More fundamentally, we need to recognise that reproductive health isn’t a niche concern, but a central healthcare issue affecting entire families and communities. The £27 billion bill isn’t just about compensating individual tragedies: it’s an indictment of systematic failures that we have tolerated for far too long.
Maternity failures are the responsibility of everyone within the NHS, not just those working directly in obstetrics. The most dangerous words any medical professional can utter are: “That couldn’t happen in my department.” The maternity reviews so far have shown us that these problems can emerge anywhere — from provincial hospitals in Kent to major teaching units in big city centres.
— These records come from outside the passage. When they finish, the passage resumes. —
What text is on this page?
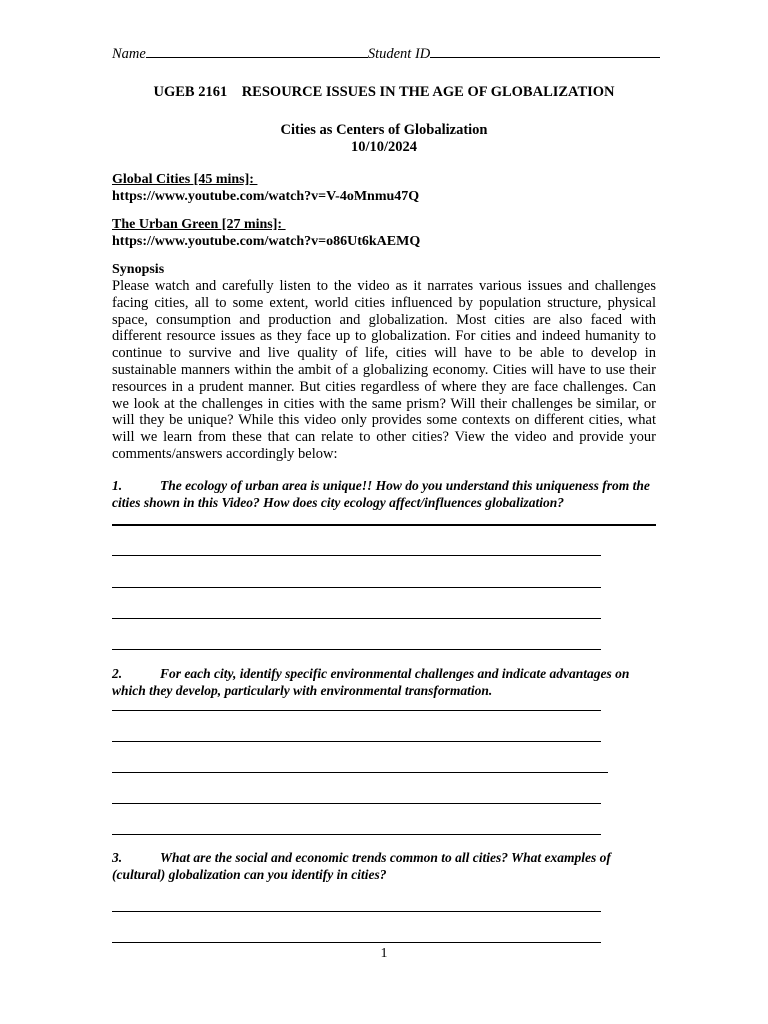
Name	Student ID
UGEB 2161 RESOURCE ISSUES IN THE AGE OF GLOBALIZATION
Cities as Centers of Globalization
10/10/2024
Global Cities [45 mins]:
https://www.youtube.com/watch?v=V-4oMnmu47Q
The Urban Green [27 mins]:
https://www.youtube.com/watch?v=o86Ut6kAEMQ
Synopsis
Please watch and carefully listen to the video as it narrates various issues and challenges facing cities, all to some extent, world cities influenced by population structure, physical space, consumption and production and globalization. Most cities are also faced with different resource issues as they face up to globalization. For cities and indeed humanity to continue to survive and live quality of life, cities will have to be able to develop in sustainable manners within the ambit of a globalizing economy. Cities will have to use their resources in a prudent manner. But cities regardless of where they are face challenges. Can we look at the challenges in cities with the same prism? Will their challenges be similar, or will they be unique? While this video only provides some contexts on different cities, what will we learn from these that can relate to other cities? View the video and provide your comments/answers accordingly below:
1.	The ecology of urban area is unique!! How do you understand this uniqueness from the cities shown in this Video? How does city ecology affect/influences globalization?
2.	For each city, identify specific environmental challenges and indicate advantages on which they develop, particularly with environmental transformation.
3.	What are the social and economic trends common to all cities? What examples of (cultural) globalization can you identify in cities?
1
Every one of the £27 billion compensation cases represents a family whose life has been devastated by preventable failures. Behind the financial figures are parents who will spend decades providing care that should never have been necessary, and siblings who will grow up with responsibilities no child should bear.
The key question is whether we have the courage to confront the uncomfortable truths about how gender, power, and professional hubris continue to undermine patient safety in one of medicine’s most fundamental areas. The £27 billion price tag suggests we can’t afford to shy away.